Chiu would have had give up the job security of his current Assembly seat if he were to run in the June race since he is up for re-election in the Assembly this June and couldn’t run for both positions.
Chiu’s first elected position was as a San Francisco supervisor representing District 3, including North Beach and Chinatown. He also served as board president. In 2014, Chiu won his current Assembly seat against his more progressive colleague on the board at the time, David Campos.
Board of Supervisors President London Breed became acting mayor upon Lee’s death as prescribed by the city’s charter. If she continues to serve as mayor heading into June (she announced her candidacy in the race Friday), she has a significant advantage in the contest. A recent poll places state Sen.

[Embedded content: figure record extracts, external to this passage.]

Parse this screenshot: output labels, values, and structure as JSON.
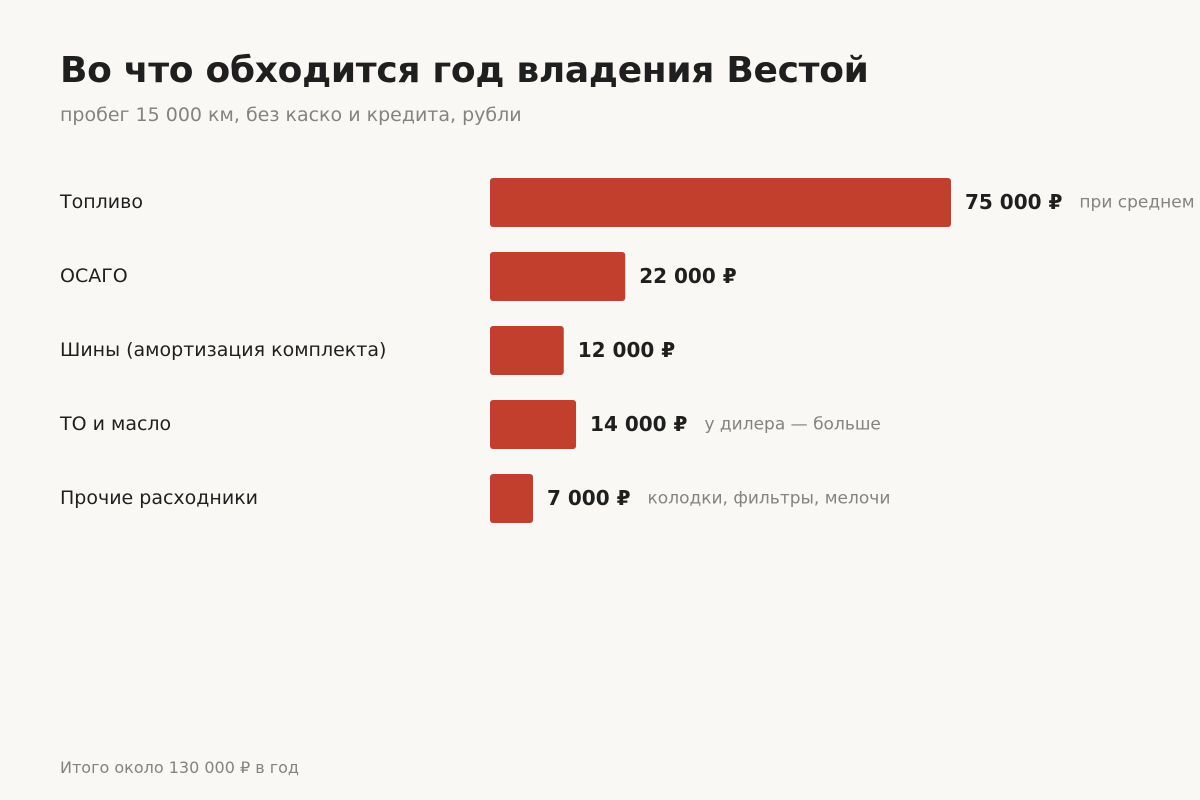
{
  "chart_data": {
    "type": "bar",
    "orientation": "horizontal",
    "title": "Во что обходится год владения Вестой",
    "subtitle": "пробег 15 000 км, без каско и кредита, рубли",
    "categories": [
      "Топливо",
      "ОСАГО",
      "Шины (амортизация комплекта)",
      "ТО и масло",
      "Прочие расходники"
    ],
    "values": [
      75000,
      22000,
      12000,
      14000,
      7000
    ],
    "value_labels": [
      "75 000 ₽",
      "22 000 ₽",
      "12 000 ₽",
      "14 000 ₽",
      "7 000 ₽"
    ],
    "notes": [
      "при среднем р",
      "",
      "",
      "у дилера — больше",
      "колодки, фильтры, мелочи"
    ],
    "xlim": [
      0,
      75000
    ],
    "grid": false,
    "bar_color": "#c23f2e",
    "footer": "Итого около 130 000 ₽ в год"
  }
}
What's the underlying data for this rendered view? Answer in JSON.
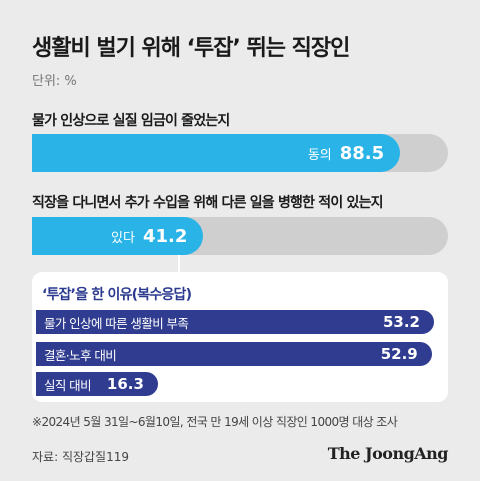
{
  "title": "생활비 벌기 위해 ‘투잡’ 뛰는 직장인",
  "unit": "단위: %",
  "note": "※2024년 5월 31일~6월10일, 전국 만 19세 이상 직장인 1000명 대상 조사",
  "source": "자료: 직장갑질119",
  "logo": "The JoongAng",
  "chart_data": [
    {
      "type": "bar",
      "title": "물가 인상으로 실질 임금이 줄었는지",
      "categories": [
        "동의"
      ],
      "values": [
        88.5
      ],
      "ylim": [
        0,
        100
      ],
      "color": "#29b3e6"
    },
    {
      "type": "bar",
      "title": "직장을 다니면서 추가 수입을 위해 다른 일을 병행한 적이 있는지",
      "categories": [
        "있다"
      ],
      "values": [
        41.2
      ],
      "ylim": [
        0,
        100
      ],
      "color": "#29b3e6"
    },
    {
      "type": "bar",
      "title": "‘투잡’을 한 이유(복수응답)",
      "categories": [
        "물가 인상에 따른 생활비 부족",
        "결혼·노후 대비",
        "실직 대비"
      ],
      "values": [
        53.2,
        52.9,
        16.3
      ],
      "ylim": [
        0,
        53.2
      ],
      "color": "#2f3c8f"
    }
  ]
}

Mark Leno as the frontrunner with Breed not far behind.
Breed, a more moderate candidate, had early on picked up the support of former Mayor Willie Brown, who helped Lee become mayor, and the support of Ron Conway, a Silicon Valley angel investor and Lee’s prominent backer who encouraged making it easier for technology companies to flourish in San Francisco.
The board may vote whether to name Breed interim mayor as early as Jan. 16. If she is named interim mayor, she would give up her seat on the board, but Breed would need six votes on the board, which seems unlikely. Without the more moderate Breed being able to vote for herself, the board is split 5-5 between the moderate and progressive blocs. Inaction means Breed serves in both positions until June.
Other well-known candidates in the race include former Supervisor Angela Alioto, who filed to run for mayor last week. City Attorney Dennis Herrera and Supervisor Jane Kim have both pulled papers to run.
The deadline to file to run is Tuesday at 5 p.m.